Nous arrivâmes enfin à Suse1, aux pied du fameux Mont Cenis. Là, le froid commençait à se faire sentir quoique nous fussions à la fin de juin2. Et le lendemain, nous devions monter au sommet de cette montagne au milieu de la neige. Ce qui me parut le plus curieux ce jour-là, ce fut de voir plusieurs de nos camarades faire cette ascension en bateau. Oui, en bateau à quatre mille mètres au dessus du niveau de la mer ! et voici comment : En même temps que nous, montaient des pontonniers traînant de longs bateaux sur des prolonges. Dans ces bateaux on avait d'abord mis tous nos sacs, afin que nous puissions faire la montée sans suer, ce qui aurait été mortel pour beaucoup d’entre nous en arrivant là -haut, sous vingt degrés de froid, et puis avec ces sacs on avait embarqué les malades et les éclopés. Voilà pourquoi ceux-là pouvaient se vanter, sans mentir d’avoir traversé les Alpes en bateau comme Neptune traversait la Méditerranée en charrette.

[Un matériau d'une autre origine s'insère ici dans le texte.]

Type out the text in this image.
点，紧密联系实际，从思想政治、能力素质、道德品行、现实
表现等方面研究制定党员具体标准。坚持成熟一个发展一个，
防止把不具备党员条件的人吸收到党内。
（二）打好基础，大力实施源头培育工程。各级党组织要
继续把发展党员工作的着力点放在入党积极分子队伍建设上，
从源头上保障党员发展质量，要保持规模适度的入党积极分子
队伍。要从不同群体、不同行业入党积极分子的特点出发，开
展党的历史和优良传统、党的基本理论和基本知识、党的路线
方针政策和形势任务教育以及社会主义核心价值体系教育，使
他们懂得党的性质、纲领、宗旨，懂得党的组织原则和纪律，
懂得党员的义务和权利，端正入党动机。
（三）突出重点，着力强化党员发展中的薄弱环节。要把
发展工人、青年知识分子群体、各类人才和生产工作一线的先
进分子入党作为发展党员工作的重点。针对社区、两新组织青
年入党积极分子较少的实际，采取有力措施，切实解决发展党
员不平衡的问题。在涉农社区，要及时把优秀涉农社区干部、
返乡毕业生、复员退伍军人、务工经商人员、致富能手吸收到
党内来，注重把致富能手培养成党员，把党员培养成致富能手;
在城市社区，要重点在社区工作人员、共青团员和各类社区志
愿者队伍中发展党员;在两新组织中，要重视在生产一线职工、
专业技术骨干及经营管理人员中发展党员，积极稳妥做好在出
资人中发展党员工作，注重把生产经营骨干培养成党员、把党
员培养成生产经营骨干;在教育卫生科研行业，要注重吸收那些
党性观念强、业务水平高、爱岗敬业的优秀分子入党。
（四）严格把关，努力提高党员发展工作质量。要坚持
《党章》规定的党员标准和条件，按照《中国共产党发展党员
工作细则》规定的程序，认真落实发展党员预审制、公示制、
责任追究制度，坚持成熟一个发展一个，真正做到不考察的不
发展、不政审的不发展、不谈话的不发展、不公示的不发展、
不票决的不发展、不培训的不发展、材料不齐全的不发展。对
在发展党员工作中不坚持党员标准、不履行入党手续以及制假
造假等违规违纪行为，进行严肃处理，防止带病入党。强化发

N’importe, nous passâmes une rude nuit là-haut, et le lendemain, il y eut encore des malades à mettre en bateau. Mais nous autres dûmes prendre nos sacs au dos, que nous étions bien contents du reste d'avoir pour nous tenir chaud, du moins le matin, car le soir nous redescendions dans la chaleur de juin en Savoie, c'est-à-dire en France maintenant. Nous couchâmes dans un village nommé, je crois Lans Le Bourg3, au pied du mont, où j’eus l’occasion de manger de ce pain noir en tout semblable à celui de mon pays que je n’avais vu nulle part depuis que j’avais quitté la Bretagne.

1. Susa : ville italienne au pied du mont Cenis.
2. « Le Mont-Cenis, que nous traversâmes le 15 juin » (RdP, 15 février 1905, p. 643).
3. Lanslebourg-Mont-Cenis, commune frontière au pied du col du Mont-Cenis.